Le pianiste si looooooooong. Un salon de thé, des mamies emperlousées, leur cup of tea, un great cake crémeux qu’elles dégustent à la toute petite cuillère.
Valse groovy sur un thème d’opéra jazzifié, longs traits du trompettiste pour donner le frisson du dévergondage aux mamies, le frisson seulement. Mmmmmm, cette crème pâtissière. Droit sur le bourrelet de ma hanche.
Une balade maintenant. Je rêve, les Feuilles mortes ? C’est bien ça, cette descente de quintes ? Non ? Si !!!!
Esprit de Maalouf, dégage d’ici !!!
C’est pas le final de l’Ouverture de Guillaume Tell ? Mélangé à Salt Peanuts de Gillespie ?
Elle est où la caméra, c’est pour Incroyable Talent ? »


Cécile Mc LORIN-SALVANT

Inutile de bouder notre plaisir et de faire la fine bouche : cette chanteuse est trop, rien à dire, rien à reprocher, rien à jeter. Show à l’américaine, donc professionnel. On ne bricole pas, on a répété, mis au point, choisi, on assure.
Super balance du son, merci les techniciens, on sait pourquoi on a des oreilles.
Intro instrumentale entre Aaron DIELH au piano, Paul SIKIVIE à la contrebasse et Rodney GREEN à la batterie et la belle entre alors : "Yesterdays". Déterminée comme un samouraî, plantée dans le sol comme un sumotori, présente, totally present. Yeah. Il n’existe plus que la scène. Dés le premier morceau.
Et cette maline ( parce que tout de même, terminer la première chanson ainsi, hein... ) termine Yesterdays a cappella. Plutôt en haut de sa tessiture. Le genre que tu te dis oh, ça va grincer, couiner, vaciller, approximer. Non, juste parfait. Elle nous tient au creux de sa main, on est foutu !!!
Entre comédie musicale et poésie, entre jazz roots et ré-interprétation, elle sait tout faire. Sans afféterie, avec une diction qui donne à entendre autrement, la gestuelle mesurée. D’autres chanteuses passent ici et là dans sa voix, ses intonations, son souffle.
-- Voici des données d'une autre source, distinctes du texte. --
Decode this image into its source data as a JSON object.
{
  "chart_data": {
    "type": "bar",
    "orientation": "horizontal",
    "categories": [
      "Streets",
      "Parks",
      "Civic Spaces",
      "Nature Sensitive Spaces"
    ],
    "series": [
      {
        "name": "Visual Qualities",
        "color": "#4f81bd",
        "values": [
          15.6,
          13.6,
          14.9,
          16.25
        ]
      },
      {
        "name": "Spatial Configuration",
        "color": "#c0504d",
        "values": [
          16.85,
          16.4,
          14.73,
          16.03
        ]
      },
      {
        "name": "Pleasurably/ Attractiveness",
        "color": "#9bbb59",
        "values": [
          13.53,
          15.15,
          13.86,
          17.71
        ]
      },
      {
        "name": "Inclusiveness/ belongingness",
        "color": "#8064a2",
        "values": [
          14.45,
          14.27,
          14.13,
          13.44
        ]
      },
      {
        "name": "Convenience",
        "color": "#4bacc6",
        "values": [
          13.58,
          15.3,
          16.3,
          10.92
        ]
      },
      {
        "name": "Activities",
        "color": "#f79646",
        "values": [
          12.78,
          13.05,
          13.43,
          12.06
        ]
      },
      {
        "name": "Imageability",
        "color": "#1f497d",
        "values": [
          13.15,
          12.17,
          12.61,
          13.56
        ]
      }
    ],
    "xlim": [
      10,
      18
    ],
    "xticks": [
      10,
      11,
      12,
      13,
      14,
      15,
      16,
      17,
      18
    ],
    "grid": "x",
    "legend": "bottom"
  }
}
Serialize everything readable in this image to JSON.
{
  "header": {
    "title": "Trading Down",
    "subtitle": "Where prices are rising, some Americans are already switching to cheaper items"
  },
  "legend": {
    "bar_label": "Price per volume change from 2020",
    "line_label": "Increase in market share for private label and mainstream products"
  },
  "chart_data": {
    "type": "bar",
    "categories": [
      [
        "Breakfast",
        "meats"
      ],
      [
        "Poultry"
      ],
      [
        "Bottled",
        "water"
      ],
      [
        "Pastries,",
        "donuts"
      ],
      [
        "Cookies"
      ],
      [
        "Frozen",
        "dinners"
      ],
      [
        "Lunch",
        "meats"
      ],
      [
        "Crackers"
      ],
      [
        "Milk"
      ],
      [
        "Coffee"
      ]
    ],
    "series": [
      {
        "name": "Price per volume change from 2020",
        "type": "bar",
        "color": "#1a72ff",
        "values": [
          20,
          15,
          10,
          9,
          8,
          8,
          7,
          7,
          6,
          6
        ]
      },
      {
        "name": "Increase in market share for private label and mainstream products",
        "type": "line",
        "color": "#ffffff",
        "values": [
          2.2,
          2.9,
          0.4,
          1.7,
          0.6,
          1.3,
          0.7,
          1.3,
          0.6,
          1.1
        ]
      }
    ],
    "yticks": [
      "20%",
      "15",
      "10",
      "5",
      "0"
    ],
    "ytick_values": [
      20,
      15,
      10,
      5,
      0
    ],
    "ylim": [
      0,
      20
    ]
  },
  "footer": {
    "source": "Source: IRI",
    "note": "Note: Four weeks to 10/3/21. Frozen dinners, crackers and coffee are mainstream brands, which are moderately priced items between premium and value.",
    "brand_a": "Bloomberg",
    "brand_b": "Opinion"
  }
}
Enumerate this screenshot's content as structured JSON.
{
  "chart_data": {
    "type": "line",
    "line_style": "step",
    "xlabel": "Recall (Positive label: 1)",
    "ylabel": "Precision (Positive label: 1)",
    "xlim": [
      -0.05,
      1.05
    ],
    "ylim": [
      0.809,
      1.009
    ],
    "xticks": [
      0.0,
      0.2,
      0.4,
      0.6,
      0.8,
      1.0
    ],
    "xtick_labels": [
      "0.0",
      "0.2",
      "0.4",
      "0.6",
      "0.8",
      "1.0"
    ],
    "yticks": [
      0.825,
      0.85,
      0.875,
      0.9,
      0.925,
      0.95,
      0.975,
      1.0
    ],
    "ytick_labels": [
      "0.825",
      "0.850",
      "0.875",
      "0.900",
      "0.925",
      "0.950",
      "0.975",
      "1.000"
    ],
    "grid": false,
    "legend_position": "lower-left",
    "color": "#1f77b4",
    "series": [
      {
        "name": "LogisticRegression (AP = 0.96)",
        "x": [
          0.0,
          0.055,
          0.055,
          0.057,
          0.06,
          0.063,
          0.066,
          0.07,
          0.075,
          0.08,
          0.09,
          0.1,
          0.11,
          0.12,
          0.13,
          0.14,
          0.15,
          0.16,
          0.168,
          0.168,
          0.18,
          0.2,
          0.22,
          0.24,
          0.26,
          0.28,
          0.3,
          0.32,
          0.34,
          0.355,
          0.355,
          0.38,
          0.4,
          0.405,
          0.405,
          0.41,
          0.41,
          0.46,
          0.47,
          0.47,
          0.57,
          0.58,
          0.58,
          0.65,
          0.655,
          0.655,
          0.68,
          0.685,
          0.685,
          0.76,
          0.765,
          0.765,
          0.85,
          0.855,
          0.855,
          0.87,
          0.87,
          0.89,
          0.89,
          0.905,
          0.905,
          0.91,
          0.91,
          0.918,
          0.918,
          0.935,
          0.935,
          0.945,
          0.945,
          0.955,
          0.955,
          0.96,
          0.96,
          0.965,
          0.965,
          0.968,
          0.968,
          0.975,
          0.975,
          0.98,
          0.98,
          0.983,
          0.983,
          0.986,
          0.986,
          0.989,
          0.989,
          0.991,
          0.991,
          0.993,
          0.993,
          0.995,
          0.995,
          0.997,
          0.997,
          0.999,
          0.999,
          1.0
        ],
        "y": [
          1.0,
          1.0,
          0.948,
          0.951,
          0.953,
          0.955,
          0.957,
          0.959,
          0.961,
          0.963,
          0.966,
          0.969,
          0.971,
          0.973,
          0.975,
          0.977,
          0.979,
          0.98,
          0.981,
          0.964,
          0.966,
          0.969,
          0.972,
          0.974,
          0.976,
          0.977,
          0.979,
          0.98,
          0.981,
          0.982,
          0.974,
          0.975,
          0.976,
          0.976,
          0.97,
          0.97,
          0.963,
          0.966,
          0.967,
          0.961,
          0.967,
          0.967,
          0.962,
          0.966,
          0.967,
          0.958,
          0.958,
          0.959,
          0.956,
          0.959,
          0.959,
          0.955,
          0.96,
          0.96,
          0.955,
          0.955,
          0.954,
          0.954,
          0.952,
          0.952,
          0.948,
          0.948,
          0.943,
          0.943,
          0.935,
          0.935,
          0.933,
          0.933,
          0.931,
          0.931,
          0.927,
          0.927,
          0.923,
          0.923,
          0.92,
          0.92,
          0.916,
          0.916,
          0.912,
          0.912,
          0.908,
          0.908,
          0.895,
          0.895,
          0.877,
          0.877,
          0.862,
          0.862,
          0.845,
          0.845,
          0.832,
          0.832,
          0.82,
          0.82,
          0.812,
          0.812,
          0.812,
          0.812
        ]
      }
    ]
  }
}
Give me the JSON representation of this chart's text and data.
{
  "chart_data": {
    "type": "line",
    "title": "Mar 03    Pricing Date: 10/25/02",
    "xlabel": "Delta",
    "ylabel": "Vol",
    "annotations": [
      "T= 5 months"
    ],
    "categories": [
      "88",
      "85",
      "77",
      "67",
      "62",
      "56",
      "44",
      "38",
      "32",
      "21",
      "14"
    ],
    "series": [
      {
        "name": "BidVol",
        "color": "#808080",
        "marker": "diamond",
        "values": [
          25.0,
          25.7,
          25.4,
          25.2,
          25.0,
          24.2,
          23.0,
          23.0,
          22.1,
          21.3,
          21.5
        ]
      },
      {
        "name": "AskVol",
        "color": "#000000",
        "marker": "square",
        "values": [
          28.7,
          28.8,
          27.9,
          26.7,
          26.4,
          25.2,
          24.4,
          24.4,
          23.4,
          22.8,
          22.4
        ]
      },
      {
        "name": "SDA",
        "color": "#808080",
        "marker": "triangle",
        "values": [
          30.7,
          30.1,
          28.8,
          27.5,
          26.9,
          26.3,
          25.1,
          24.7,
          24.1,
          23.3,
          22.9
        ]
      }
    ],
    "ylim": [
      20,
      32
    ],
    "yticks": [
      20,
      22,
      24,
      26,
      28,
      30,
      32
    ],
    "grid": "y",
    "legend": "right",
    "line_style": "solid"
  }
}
En français, elle interprétera le superbe poème "Front caché sur tes genoux" nous fera découvrir comme si on ne l’avait jamais écouté "’Le mal de vivre" de Barbara. Hénaurme interprétation à tomber de sa chaise à bascule. Rien d’équivalent sur le marché sauf Youn Sun Nah qui empoigne Avec le temps de Léo Ferré. Elle clôt avec "I’ll never forget you" et en finit au rappel avec "Goodbye". Cette créature n’est pas la moitié d’une cruche.
Allez, on la refait avec des musiciens français pue-la-sueur : De Pourquery, Moussay, Perraud et Tchamitchian ? Chiche ?

* * * * * * * * *

Bon alors, le jazz, c’est quoi ?
Ça pue la sueur, ça touche les tripes ( the guts ) et ça affecte. Comme affecter, toucher, émouvoir, bouleverser.
Ça tord le cœur et ça fait monter les larmes.
Pipoteurs et autres bricoleurs de cadavres congelés, allez jouer ailleurs.
Nous, on revient l’année prochaine, au même endroit.

> Pour info : La 36ème édition se déroulera du 23 Avril au 10 mai 2015. La saison de l’Europajazz se déroulera du 10 novembre 2014 au 10 avril 2015.